The Silent Revolution
Supersedure is one of the most common events in a beehive and one of the least observed. It happens quietly. The colony builds a few cells. A queen emerges. The old queen disappears. The colony continues. Many beekeepers never see it happen. They open the hive one week and everything looks normal. They open it three weeks later and the queen is different - younger, smaller, unmarked - and the only evidence is an empty queen cell or two on the comb face.

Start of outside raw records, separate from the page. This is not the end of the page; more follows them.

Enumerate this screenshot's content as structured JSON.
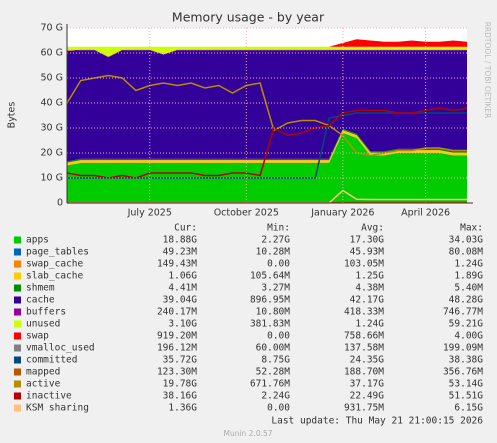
{
  "chart_data": {
    "type": "area",
    "title": "Memory usage - by year",
    "y_label": "Bytes",
    "side_text": "RRDTOOL / TOBI OETIKER",
    "categories": [
      null,
      null,
      null,
      null,
      null,
      null,
      "July 2025",
      null,
      null,
      null,
      null,
      null,
      null,
      "October 2025",
      null,
      null,
      null,
      null,
      null,
      null,
      "January 2026",
      null,
      null,
      null,
      null,
      null,
      "April 2026",
      null,
      null,
      null
    ],
    "ylim": [
      0,
      70
    ],
    "yticks": [
      0,
      {
        "value": 10,
        "label": "10 G"
      },
      {
        "value": 20,
        "label": "20 G"
      },
      {
        "value": 30,
        "label": "30 G"
      },
      {
        "value": 40,
        "label": "40 G"
      },
      {
        "value": 50,
        "label": "50 G"
      },
      {
        "value": 60,
        "label": "60 G"
      },
      {
        "value": 70,
        "label": "70 G"
      }
    ],
    "grid": true,
    "stats_headers": [
      "Cur:",
      "Min:",
      "Avg:",
      "Max:"
    ],
    "series": [
      {
        "name": "apps",
        "color": "#00cc00",
        "style": "area",
        "values": [
          15,
          16,
          16,
          16,
          16,
          16,
          16,
          16,
          16,
          16,
          16,
          16,
          16,
          16,
          16,
          16,
          16,
          16,
          16,
          16,
          28,
          26,
          19,
          19,
          20,
          20,
          20,
          20,
          19,
          19
        ],
        "stats": [
          "18.88G",
          "2.27G",
          "17.30G",
          "34.03G"
        ]
      },
      {
        "name": "page_tables",
        "color": "#0066b3",
        "style": "area",
        "values": [
          0.05,
          0.05,
          0.05,
          0.05,
          0.05,
          0.05,
          0.05,
          0.05,
          0.05,
          0.05,
          0.05,
          0.05,
          0.05,
          0.05,
          0.05,
          0.05,
          0.05,
          0.05,
          0.05,
          0.05,
          0.05,
          0.05,
          0.05,
          0.05,
          0.05,
          0.05,
          0.05,
          0.05,
          0.05,
          0.05
        ],
        "stats": [
          "49.23M",
          "10.28M",
          "45.93M",
          "80.08M"
        ]
      },
      {
        "name": "swap_cache",
        "color": "#ff8000",
        "style": "area",
        "values": [
          0.1,
          0.1,
          0.1,
          0.1,
          0.1,
          0.1,
          0.1,
          0.1,
          0.1,
          0.1,
          0.1,
          0.1,
          0.1,
          0.1,
          0.1,
          0.1,
          0.1,
          0.1,
          0.1,
          0.1,
          0.1,
          0.1,
          0.1,
          0.1,
          0.1,
          0.1,
          0.1,
          0.1,
          0.1,
          0.1
        ],
        "stats": [
          "149.43M",
          "0.00",
          "103.05M",
          "1.24G"
        ]
      },
      {
        "name": "slab_cache",
        "color": "#ffcc00",
        "style": "area",
        "values": [
          1,
          1,
          1,
          1,
          1,
          1,
          1,
          1,
          1,
          1,
          1,
          1,
          1,
          1,
          1,
          1,
          1,
          1,
          1,
          1,
          1,
          1,
          1,
          1,
          1,
          1,
          1,
          1,
          1,
          1
        ],
        "stats": [
          "1.06G",
          "105.64M",
          "1.25G",
          "1.89G"
        ]
      },
      {
        "name": "shmem",
        "color": "#008f00",
        "style": "area",
        "values": [
          0.5,
          0.5,
          0.5,
          0.5,
          0.5,
          0.5,
          0.5,
          0.5,
          0.5,
          0.5,
          0.5,
          0.5,
          0.5,
          0.5,
          0.5,
          0.5,
          0.5,
          0.5,
          0.5,
          0.5,
          0.5,
          0.5,
          0.5,
          0.5,
          0.5,
          0.5,
          0.5,
          0.5,
          0.5,
          0.5
        ],
        "stats": [
          "4.41M",
          "3.27M",
          "4.38M",
          "5.40M"
        ]
      },
      {
        "name": "cache",
        "color": "#330099",
        "style": "area",
        "values": [
          44.15,
          43.45,
          43.45,
          40.65,
          43.45,
          43.45,
          43.45,
          41.65,
          43.45,
          43.45,
          43.45,
          43.45,
          43.45,
          43.45,
          43.45,
          43.45,
          43.45,
          43.45,
          43.45,
          43.45,
          31.45,
          33.45,
          40.45,
          40.45,
          39.45,
          39.45,
          39.45,
          39.45,
          40.45,
          40.45
        ],
        "stats": [
          "39.04G",
          "896.95M",
          "42.17G",
          "48.28G"
        ]
      },
      {
        "name": "buffers",
        "color": "#990099",
        "style": "area",
        "values": [
          0.2,
          0.2,
          0.2,
          0.2,
          0.2,
          0.2,
          0.2,
          0.2,
          0.2,
          0.2,
          0.2,
          0.2,
          0.2,
          0.2,
          0.2,
          0.2,
          0.2,
          0.2,
          0.2,
          0.2,
          0.2,
          0.2,
          0.2,
          0.2,
          0.2,
          0.2,
          0.2,
          0.2,
          0.2,
          0.2
        ],
        "stats": [
          "240.17M",
          "10.80M",
          "418.33M",
          "746.77M"
        ]
      },
      {
        "name": "unused",
        "color": "#ccff00",
        "style": "area",
        "values": [
          1.5,
          1.2,
          1.2,
          4,
          1.2,
          1.2,
          1.2,
          3,
          1.2,
          1.2,
          1.2,
          1.2,
          1.2,
          1.2,
          1.2,
          1.2,
          1.2,
          1.2,
          1.2,
          1.2,
          1.2,
          1.2,
          1.2,
          1.2,
          1.2,
          1.2,
          1.2,
          1.2,
          1.2,
          1.2
        ],
        "stats": [
          "3.10G",
          "381.83M",
          "1.24G",
          "59.21G"
        ]
      },
      {
        "name": "swap",
        "color": "#ff0000",
        "style": "area",
        "values": [
          0,
          0,
          0,
          0,
          0,
          0,
          0,
          0,
          0,
          0,
          0,
          0,
          0,
          0,
          0,
          0,
          0,
          0,
          0,
          0,
          1.5,
          3,
          2.5,
          2,
          2,
          2.5,
          2,
          2,
          2.5,
          2
        ],
        "stats": [
          "919.20M",
          "0.00",
          "758.66M",
          "4.00G"
        ]
      },
      {
        "name": "vmalloc_used",
        "color": "#808080",
        "style": "line",
        "values": [
          0.2,
          0.2,
          0.2,
          0.2,
          0.2,
          0.2,
          0.2,
          0.2,
          0.2,
          0.2,
          0.2,
          0.2,
          0.2,
          0.2,
          0.2,
          0.2,
          0.2,
          0.2,
          0.2,
          0.2,
          0.2,
          0.2,
          0.2,
          0.2,
          0.2,
          0.2,
          0.2,
          0.2,
          0.2,
          0.2
        ],
        "stats": [
          "196.12M",
          "60.00M",
          "137.58M",
          "199.09M"
        ]
      },
      {
        "name": "committed",
        "color": "#00487d",
        "style": "line",
        "values": [
          10,
          10,
          10,
          10,
          10,
          10,
          10,
          10,
          10,
          10,
          10,
          10,
          10,
          10,
          10,
          10,
          10,
          10,
          10,
          34,
          35,
          36,
          36,
          36,
          36,
          36,
          36,
          36,
          36,
          36
        ],
        "stats": [
          "35.72G",
          "8.75G",
          "24.35G",
          "38.38G"
        ]
      },
      {
        "name": "mapped",
        "color": "#b35a00",
        "style": "line",
        "values": [
          0.12,
          0.12,
          0.12,
          0.12,
          0.12,
          0.12,
          0.12,
          0.12,
          0.12,
          0.12,
          0.12,
          0.12,
          0.12,
          0.12,
          0.12,
          0.12,
          0.12,
          0.12,
          0.12,
          0.12,
          0.3,
          0.3,
          0.3,
          0.3,
          0.3,
          0.3,
          0.3,
          0.3,
          0.3,
          0.3
        ],
        "stats": [
          "123.30M",
          "52.28M",
          "188.70M",
          "356.76M"
        ]
      },
      {
        "name": "active",
        "color": "#b38f00",
        "style": "line",
        "values": [
          40,
          49,
          50,
          51,
          50,
          45,
          47,
          48,
          47,
          48,
          46,
          47,
          44,
          47,
          48,
          29,
          32,
          33,
          33,
          31,
          27,
          20,
          19,
          20,
          21,
          21,
          22,
          22,
          21,
          21
        ],
        "stats": [
          "19.78G",
          "671.76M",
          "37.17G",
          "53.14G"
        ]
      },
      {
        "name": "inactive",
        "color": "#b30000",
        "style": "line",
        "values": [
          12,
          11,
          11,
          10,
          11,
          10,
          12,
          12,
          12,
          12,
          11,
          11,
          12,
          12,
          11,
          30,
          27,
          28,
          30,
          31,
          36,
          37,
          37,
          37,
          36,
          36,
          37,
          38,
          37,
          38
        ],
        "stats": [
          "38.16G",
          "2.24G",
          "22.49G",
          "51.51G"
        ]
      },
      {
        "name": "KSM sharing",
        "color": "#ffc080",
        "style": "line",
        "values": [
          0,
          0,
          0,
          0,
          0,
          0,
          0,
          0,
          0,
          0,
          0,
          0,
          0,
          0,
          0,
          0,
          0,
          0,
          0,
          0,
          5,
          1.5,
          1.4,
          1.4,
          1.4,
          1.4,
          1.4,
          1.4,
          1.4,
          1.4
        ],
        "stats": [
          "1.36G",
          "0.00",
          "931.75M",
          "6.15G"
        ]
      }
    ],
    "last_update": "Last update: Thu May 21 21:00:15 2026",
    "version": "Munin 2.0.57"
  }
}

The colony's decision-making process is distributed, chemical, and invisible. No single worker decided to supersede. The aggregate pheromone level dropped below a threshold. Workers who happened to be near young larvae began building queen cells. Other workers fed the selected larvae royal jelly. The process emerged from thousands of individual responses to chemical signals, with no coordinator, no vote, and no debate.
It's a coup carried out by chemical consensus. The workers don't overthrow their queen with violence (usually). They simply start building her replacement, and the pheromone math does the rest. The old queen doesn't resist - she can't. She doesn't even know it's happening, as far as anyone can determine. She continues laying eggs while, a few cells away, her successor is growing in a peanut-shaped wax chamber flooded with royal jelly.
Fifty thousand workers. One failing queen. One to three queen cells. A 12-minute mating flight. A new genetic future. The colony didn't ask anyone's opinion. It read the pheromone data, found the numbers wanting, and made a change. The decision was unanimous because it wasn't a decision. It was chemistry.